The relative error is defined as:
$$E = \frac{\Delta x}{x}$$
The relative error has many useful application in error propagation and so on, and it is frequently used to determine the quality of a measurement. However, when the value of the quantity to measure tends to zero, the relative error can become very large, although the measurement itself might be very reliable, because for example the quantity to measure is zero within the instrumentation error.
What would you recommend to use under such situations?
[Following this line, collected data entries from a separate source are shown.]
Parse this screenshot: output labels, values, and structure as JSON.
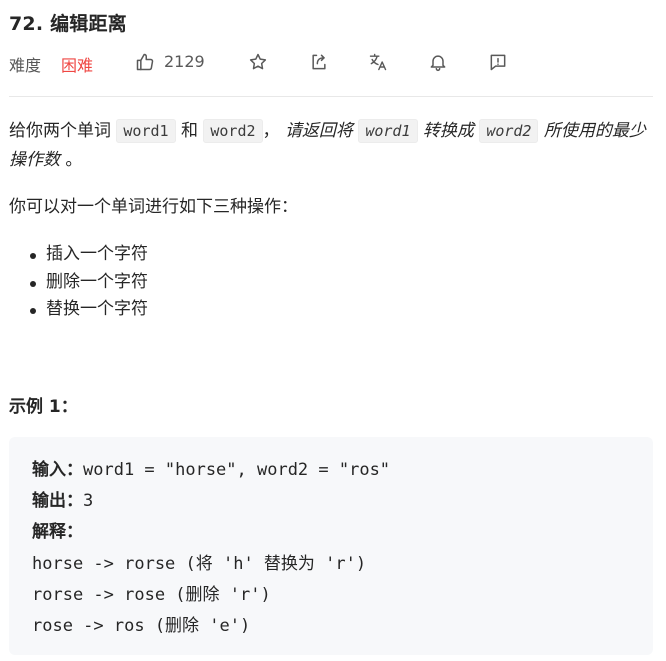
{
  "problem": {
    "title": "72. 编辑距离",
    "difficulty_label": "难度",
    "difficulty_value": "困难",
    "like_count": "2129"
  },
  "icons": {
    "like": "thumbs-up-icon",
    "star": "star-icon",
    "share": "share-icon",
    "translate": "translate-icon",
    "notify": "bell-icon",
    "feedback": "feedback-icon"
  },
  "description": {
    "p1_part1": "给你两个单词 ",
    "code1": "word1",
    "p1_part2": " 和 ",
    "code2": "word2",
    "p1_part3": "， ",
    "em1": "请返回将 ",
    "code3": "word1",
    "em2": " 转换成 ",
    "code4": "word2",
    "em3": " 所使用的最少操作数",
    "p1_end": " 。",
    "ops_intro": "你可以对一个单词进行如下三种操作：",
    "ops": [
      "插入一个字符",
      "删除一个字符",
      "替换一个字符"
    ]
  },
  "example": {
    "title": "示例 1：",
    "input_label": "输入：",
    "input_value": "word1 = \"horse\", word2 = \"ros\"",
    "output_label": "输出：",
    "output_value": "3",
    "explain_label": "解释：",
    "steps": [
      "horse -> rorse (将 'h' 替换为 'r')",
      "rorse -> rose (删除 'r')",
      "rose -> ros (删除 'e')"
    ]
  },
  "colors": {
    "hard": "#ef4743",
    "code_bg": "#f2f2f2",
    "example_bg": "#f7f8fa"
  }
}
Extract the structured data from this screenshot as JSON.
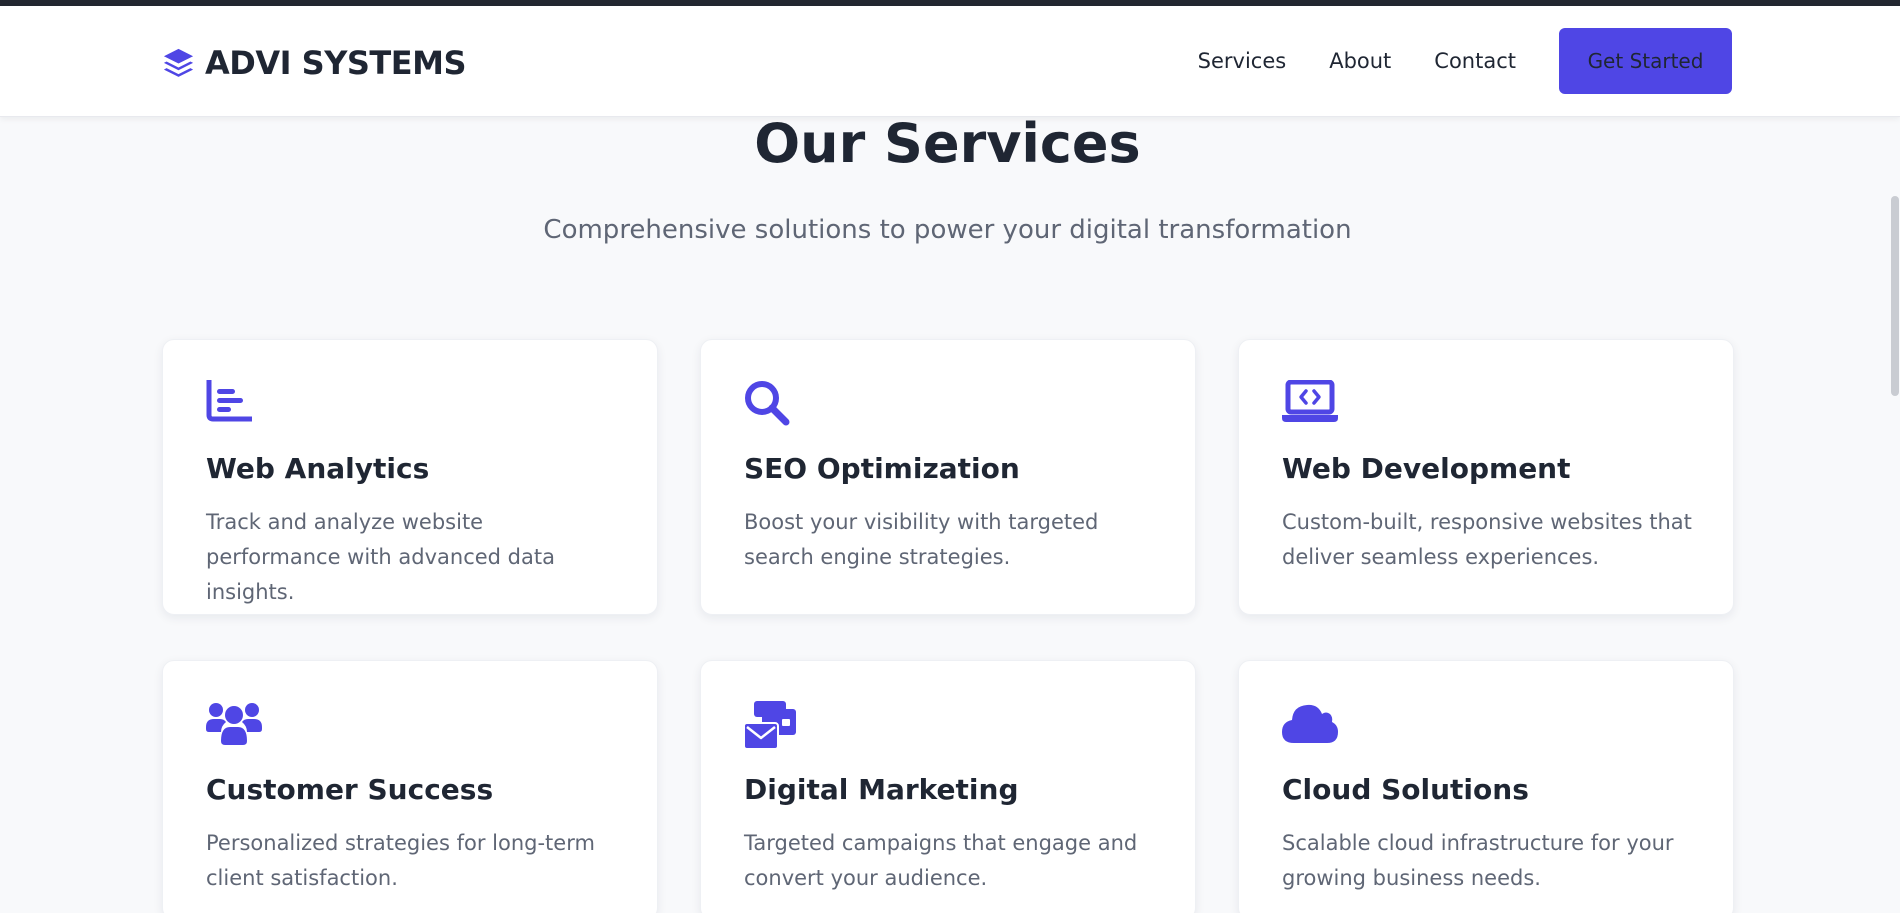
{
  "brand": {
    "name": "ADVI SYSTEMS",
    "icon": "layers-icon"
  },
  "nav": {
    "links": [
      "Services",
      "About",
      "Contact"
    ],
    "cta_label": "Get Started"
  },
  "section": {
    "title": "Our Services",
    "subtitle": "Comprehensive solutions to power your digital transformation"
  },
  "services": [
    {
      "icon": "chart-icon",
      "title": "Web Analytics",
      "description": "Track and analyze website performance with advanced data insights."
    },
    {
      "icon": "search-icon",
      "title": "SEO Optimization",
      "description": "Boost your visibility with targeted search engine strategies."
    },
    {
      "icon": "laptop-code-icon",
      "title": "Web Development",
      "description": "Custom-built, responsive websites that deliver seamless experiences."
    },
    {
      "icon": "users-icon",
      "title": "Customer Success",
      "description": "Personalized strategies for long-term client satisfaction."
    },
    {
      "icon": "mail-bulk-icon",
      "title": "Digital Marketing",
      "description": "Targeted campaigns that engage and convert your audience."
    },
    {
      "icon": "cloud-icon",
      "title": "Cloud Solutions",
      "description": "Scalable cloud infrastructure for your growing business needs."
    }
  ],
  "colors": {
    "accent": "#4f46e5",
    "text": "#1f2633",
    "muted": "#5f6675",
    "background": "#f8f9fb"
  }
}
I have seen: How to calculate relative error when the true value is zero? but since I do not have access to a measurement and its true value I am not sure how to apply the discussion there to this case, and I could not find any reference in the literature.
This other question: How to calculate relative error? is somewhat related but I do not think it really applies.
I had considered using this:
$$\tilde{E} = \frac{x \cdot \Delta x}{x^2 + \Delta x^2}$$
which behaves numerically the way I would expect and it is a dimensionless quantity.
Alternatively, I had considered using the Relative Percent Difference (RPD), defined in terms of $d_1(a, b)$:
$$d_1(a, b) = 2 \frac{a - b}{|a| + |b|}$$
(where $a$ is a measurement and $b$ its true value), or, more precisely the absolute Relative Percent Difference (aRPD):
$$|d_1(a, b)| = 2 \frac{|a - b|}{|a| + |b|}$$
Using the following substitutions:
- $|a| = x$,
- $|b| = x + \Delta x$
- $|a - b| = \Delta x$
I would obtain:
$$ \tilde{d_1}(x, \Delta x) = \frac{2 \Delta x}{2 x + \Delta x} = \frac{\Delta x}{x + \frac{1}{2}\Delta x} $$
However, I cannot find any reference actually using any of these or at least discussing these topics for my case. Any answer substantiated with a peer-reviewed paper is greatly appreciated.